En maître des lieux, Kagame recevait ainsi les pontes du basket et des chefs d’État, comme Emmanuel Macron, alors en visite officielle dans le pays aux mille collines. « Le fait que ce soit la première édition de la Basketball Africa League a aussi beaucoup joué sur la médiatisation de l’événement. C’est à travers ces rendez-vous que le Rwanda a montré un savoir-faire en matière d’organisation », juge Usher Komugisha, commentatrice et journaliste ougandaise dépêchée sur place. Impressionnés par la modernité de Kigali et ses structures sportives construites en quelques années, beaucoup de journalistes et prestigieux invités vantèrent la « métamorphose » d’un pays ayant vécu un terrible génocide en 1994. Un narratif calqué sur le discours de Paul Kagame, président depuis 2000 de ce pays situé au cœur de l’Afrique entre le Congo, la Tanzanie et l’Ouganda.
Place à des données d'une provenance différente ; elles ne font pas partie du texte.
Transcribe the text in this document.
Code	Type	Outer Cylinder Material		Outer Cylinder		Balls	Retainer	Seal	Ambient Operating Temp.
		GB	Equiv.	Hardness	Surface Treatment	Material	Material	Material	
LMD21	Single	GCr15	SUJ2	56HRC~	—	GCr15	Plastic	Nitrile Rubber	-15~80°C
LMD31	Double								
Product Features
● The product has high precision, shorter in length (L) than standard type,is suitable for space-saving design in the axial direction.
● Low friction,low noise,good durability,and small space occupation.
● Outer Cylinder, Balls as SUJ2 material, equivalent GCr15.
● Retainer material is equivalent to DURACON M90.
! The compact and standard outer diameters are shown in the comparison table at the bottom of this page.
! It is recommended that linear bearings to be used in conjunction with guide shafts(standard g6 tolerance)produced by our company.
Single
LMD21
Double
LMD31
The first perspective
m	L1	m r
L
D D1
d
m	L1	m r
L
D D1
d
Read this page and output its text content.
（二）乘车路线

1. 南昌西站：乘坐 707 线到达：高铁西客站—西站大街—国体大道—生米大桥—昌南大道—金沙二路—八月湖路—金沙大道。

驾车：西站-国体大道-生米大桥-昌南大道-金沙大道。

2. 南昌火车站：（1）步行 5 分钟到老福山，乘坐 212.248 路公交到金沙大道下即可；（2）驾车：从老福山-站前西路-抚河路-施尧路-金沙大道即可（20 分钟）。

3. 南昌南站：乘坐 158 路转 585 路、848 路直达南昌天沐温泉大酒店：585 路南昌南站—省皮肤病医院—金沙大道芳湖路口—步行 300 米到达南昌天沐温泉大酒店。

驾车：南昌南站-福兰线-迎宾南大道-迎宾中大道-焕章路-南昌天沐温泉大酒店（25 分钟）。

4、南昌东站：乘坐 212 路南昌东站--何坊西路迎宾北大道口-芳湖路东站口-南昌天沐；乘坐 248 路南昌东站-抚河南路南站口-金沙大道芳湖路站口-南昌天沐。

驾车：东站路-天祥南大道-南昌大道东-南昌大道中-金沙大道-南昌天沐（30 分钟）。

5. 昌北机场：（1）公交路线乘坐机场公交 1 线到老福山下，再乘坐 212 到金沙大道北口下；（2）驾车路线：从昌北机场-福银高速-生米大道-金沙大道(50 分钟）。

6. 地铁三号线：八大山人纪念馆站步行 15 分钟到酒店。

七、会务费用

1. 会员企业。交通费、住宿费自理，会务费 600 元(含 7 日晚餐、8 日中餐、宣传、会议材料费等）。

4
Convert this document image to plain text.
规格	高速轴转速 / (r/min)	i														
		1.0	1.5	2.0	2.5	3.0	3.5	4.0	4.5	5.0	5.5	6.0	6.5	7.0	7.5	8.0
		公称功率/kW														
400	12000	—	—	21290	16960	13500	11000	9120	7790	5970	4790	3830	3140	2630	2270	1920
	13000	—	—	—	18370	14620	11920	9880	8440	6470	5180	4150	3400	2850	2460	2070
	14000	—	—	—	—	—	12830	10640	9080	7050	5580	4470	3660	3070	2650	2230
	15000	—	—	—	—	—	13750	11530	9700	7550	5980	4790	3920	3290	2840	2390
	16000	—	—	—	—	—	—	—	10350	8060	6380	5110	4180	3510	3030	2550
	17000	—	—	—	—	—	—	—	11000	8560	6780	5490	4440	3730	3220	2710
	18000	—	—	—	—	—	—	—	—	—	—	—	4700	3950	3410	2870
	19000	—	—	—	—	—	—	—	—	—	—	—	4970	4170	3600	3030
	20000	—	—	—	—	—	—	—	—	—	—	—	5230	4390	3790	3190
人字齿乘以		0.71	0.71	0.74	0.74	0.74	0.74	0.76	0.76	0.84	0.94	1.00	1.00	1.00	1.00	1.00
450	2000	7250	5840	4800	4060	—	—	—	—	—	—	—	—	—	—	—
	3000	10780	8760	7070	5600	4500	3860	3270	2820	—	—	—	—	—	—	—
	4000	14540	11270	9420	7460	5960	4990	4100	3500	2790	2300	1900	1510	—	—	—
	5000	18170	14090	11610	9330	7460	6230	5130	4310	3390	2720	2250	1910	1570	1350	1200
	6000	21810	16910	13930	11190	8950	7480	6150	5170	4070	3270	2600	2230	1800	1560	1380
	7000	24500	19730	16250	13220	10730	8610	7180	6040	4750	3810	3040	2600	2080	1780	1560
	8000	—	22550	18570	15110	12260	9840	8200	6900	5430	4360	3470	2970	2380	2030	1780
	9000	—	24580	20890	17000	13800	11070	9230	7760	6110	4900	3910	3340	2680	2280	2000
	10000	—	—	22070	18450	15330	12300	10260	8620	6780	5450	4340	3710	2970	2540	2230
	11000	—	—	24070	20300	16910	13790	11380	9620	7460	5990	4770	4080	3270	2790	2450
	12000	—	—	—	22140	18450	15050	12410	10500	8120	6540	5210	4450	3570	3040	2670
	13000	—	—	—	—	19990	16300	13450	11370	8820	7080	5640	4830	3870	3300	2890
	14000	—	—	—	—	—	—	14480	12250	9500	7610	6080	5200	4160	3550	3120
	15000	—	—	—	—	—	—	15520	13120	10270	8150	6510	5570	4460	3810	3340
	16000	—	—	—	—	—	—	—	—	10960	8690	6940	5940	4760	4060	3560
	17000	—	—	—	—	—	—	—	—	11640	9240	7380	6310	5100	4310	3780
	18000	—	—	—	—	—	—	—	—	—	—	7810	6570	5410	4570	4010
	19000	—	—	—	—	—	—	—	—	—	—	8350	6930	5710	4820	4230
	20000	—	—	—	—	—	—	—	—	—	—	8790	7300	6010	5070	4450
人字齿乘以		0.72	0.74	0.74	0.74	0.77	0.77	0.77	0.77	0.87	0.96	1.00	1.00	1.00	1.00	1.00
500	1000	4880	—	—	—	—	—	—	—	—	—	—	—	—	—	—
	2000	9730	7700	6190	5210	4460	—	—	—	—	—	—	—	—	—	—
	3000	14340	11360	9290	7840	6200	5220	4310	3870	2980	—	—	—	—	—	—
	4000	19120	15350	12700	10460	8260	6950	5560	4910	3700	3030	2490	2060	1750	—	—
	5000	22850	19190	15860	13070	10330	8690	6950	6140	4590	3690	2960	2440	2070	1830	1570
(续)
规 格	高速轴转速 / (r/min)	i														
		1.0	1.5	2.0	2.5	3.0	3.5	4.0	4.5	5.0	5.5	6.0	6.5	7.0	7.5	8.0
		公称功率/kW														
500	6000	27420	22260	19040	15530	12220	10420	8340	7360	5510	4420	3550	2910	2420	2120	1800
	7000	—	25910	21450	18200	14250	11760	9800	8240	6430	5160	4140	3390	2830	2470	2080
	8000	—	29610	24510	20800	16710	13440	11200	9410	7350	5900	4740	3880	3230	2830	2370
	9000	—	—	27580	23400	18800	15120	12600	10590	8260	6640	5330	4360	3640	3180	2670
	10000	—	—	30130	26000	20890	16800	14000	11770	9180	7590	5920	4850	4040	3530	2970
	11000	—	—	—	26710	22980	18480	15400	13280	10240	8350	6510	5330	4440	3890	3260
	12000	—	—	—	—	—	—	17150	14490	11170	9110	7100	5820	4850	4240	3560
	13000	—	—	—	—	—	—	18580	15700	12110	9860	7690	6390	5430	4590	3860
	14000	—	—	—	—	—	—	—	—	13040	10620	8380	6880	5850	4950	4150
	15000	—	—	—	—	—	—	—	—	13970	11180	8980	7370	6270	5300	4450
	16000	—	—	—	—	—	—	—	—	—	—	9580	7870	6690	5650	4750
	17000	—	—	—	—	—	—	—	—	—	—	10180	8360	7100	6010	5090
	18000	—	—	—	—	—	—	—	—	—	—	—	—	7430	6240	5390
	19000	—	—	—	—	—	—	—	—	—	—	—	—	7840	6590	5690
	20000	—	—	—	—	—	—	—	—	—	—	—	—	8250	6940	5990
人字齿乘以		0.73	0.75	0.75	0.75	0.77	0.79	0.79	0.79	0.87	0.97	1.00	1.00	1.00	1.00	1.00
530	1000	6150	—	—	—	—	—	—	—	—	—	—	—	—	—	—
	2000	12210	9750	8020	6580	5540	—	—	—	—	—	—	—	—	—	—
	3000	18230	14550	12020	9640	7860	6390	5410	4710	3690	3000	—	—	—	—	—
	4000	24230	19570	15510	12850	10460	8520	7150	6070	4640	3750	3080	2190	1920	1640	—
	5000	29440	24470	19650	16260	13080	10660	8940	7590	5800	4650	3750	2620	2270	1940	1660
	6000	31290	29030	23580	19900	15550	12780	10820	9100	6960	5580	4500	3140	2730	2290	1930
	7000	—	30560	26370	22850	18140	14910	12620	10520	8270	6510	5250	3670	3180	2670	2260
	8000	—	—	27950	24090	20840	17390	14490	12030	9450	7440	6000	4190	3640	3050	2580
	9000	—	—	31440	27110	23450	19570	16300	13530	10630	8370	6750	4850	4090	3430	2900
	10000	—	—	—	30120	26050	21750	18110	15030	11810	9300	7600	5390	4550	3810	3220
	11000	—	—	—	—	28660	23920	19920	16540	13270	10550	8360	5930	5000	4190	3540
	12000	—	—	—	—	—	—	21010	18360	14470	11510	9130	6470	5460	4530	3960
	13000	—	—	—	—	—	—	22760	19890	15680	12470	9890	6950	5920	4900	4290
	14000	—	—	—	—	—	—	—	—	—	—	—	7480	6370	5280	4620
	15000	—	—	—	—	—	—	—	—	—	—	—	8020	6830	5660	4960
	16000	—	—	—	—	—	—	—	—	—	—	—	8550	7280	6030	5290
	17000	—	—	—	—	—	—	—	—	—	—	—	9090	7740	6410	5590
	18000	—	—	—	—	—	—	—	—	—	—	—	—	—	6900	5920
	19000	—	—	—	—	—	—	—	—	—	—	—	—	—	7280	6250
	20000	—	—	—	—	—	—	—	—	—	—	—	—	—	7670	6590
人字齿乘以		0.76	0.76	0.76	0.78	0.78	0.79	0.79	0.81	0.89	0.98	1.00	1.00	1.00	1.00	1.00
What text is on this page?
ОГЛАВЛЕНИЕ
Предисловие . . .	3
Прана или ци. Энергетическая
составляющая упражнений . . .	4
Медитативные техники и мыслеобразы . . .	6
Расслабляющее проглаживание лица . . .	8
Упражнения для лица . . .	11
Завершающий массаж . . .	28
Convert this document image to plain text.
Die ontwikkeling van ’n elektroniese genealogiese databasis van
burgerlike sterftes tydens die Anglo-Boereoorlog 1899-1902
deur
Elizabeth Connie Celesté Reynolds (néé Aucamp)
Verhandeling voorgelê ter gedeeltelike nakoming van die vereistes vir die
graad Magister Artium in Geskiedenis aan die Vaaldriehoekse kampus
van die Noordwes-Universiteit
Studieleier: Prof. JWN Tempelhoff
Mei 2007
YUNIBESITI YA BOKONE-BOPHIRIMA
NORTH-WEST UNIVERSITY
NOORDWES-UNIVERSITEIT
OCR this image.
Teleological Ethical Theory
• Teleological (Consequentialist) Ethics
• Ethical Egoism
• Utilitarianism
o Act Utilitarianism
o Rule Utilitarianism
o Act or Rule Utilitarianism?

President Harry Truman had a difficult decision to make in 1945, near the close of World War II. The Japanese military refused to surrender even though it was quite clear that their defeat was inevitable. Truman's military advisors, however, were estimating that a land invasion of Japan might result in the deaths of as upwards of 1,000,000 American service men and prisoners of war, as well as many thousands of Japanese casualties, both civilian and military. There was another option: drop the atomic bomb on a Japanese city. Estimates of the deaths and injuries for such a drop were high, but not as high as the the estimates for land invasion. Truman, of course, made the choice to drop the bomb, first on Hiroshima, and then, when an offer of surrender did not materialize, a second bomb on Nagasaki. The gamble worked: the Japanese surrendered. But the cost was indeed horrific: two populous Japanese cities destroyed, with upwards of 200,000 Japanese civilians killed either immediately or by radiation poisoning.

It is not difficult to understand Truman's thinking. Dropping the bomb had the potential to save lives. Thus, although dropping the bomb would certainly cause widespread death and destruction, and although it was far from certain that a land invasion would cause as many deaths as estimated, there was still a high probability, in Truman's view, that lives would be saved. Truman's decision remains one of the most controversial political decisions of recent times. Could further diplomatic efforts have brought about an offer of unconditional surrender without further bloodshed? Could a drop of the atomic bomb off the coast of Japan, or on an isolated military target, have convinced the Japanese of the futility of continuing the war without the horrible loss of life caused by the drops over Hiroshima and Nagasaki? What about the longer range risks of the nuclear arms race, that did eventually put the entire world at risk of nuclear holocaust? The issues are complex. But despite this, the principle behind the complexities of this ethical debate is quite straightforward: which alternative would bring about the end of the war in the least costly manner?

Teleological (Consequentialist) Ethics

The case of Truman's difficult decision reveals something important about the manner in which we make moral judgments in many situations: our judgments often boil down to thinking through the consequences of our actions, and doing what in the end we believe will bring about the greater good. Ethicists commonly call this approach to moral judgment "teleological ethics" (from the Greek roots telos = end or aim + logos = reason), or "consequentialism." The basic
Un tourisme à la rencontre des gorilles de montagne, espèce en danger d’extinction

Au printemps 2018, Kagame signait personnellement un partenariat avec le club londonien d’Arsenal – dont il est d’ailleurs un supporter. Contre 10 millions de livres par an, les maillots des Gunners arborent désormais le slogan Visit Rwanda. Des visites sont également organisées, notamment pour vanter la faune et la flore rwandaises comme les gorilles de montagne, une espèce en danger d’extinction vivant en Afrique centrale. Grâce à l’aménagement du Parc national des volcans, au nord-ouest du pays, les touristes peuvent ainsi admirer les animaux et l’incroyable panorama de la forêt tropicale. Des opérations de communication similaires ont été établies à la suite d’un autre partenariat signé avec une équipe de football, le Paris Saint-Germain. Pour Kigali, l’objectif était clair : attirer une clientèle internationale aisée pour développer un tourisme de luxe – le prix du billet pour une heure et demie avec les gorilles avoisine les 1 500 dollars !

Des investissements d’influence

Cet été, un troisième club prestigieux a rejoint l’escarcelle du Visit Rwanda, le Bayern Munich. Un contrat de cinq ans pour toucher un autre marché, germanophone. De quoi espérer encore booster le tourisme. Les autorités avancent le chiffre du million de curieux venus visiter le pays grâce à ces partenariats. Un chiffre contesté par la figure de l’opposition politique, Victoire Ingabire, qui estime que l’argent aurait pu être dépensé autrement. Entre la rénovation contre 160 millions de dollars du stade de football de l’équipe nationale, dont la capacité d’accueil passera de 25 000 à 45 000 personnes, l’ouverture d’un parcours de golf complet à 16 millions de dollars, et le championnat du monde de cyclisme en 2025, le Rwanda dépense sans compter pour peser internationalement. Des sommes qui peuvent sembler extravagantes au vu de la santé économique du pays. Passé de 75,2 % à 53,5 % entre 2000 et 2013, le taux de pauvreté a commencé à stagner. Il était de 52 % en 2016, d’après la Banque mondiale. Une stratégie payante en terme d’influence, mais à quel prix ? Elle fait au moins oublier pendant un temps l’actualité à l’est de la République démocratique du Congo, le grand pays voisin, où l’ONU a conclu que Kigali soutenait bien le groupe armé du M23, accusé de multiples exactions (assassinats, viols, etc.).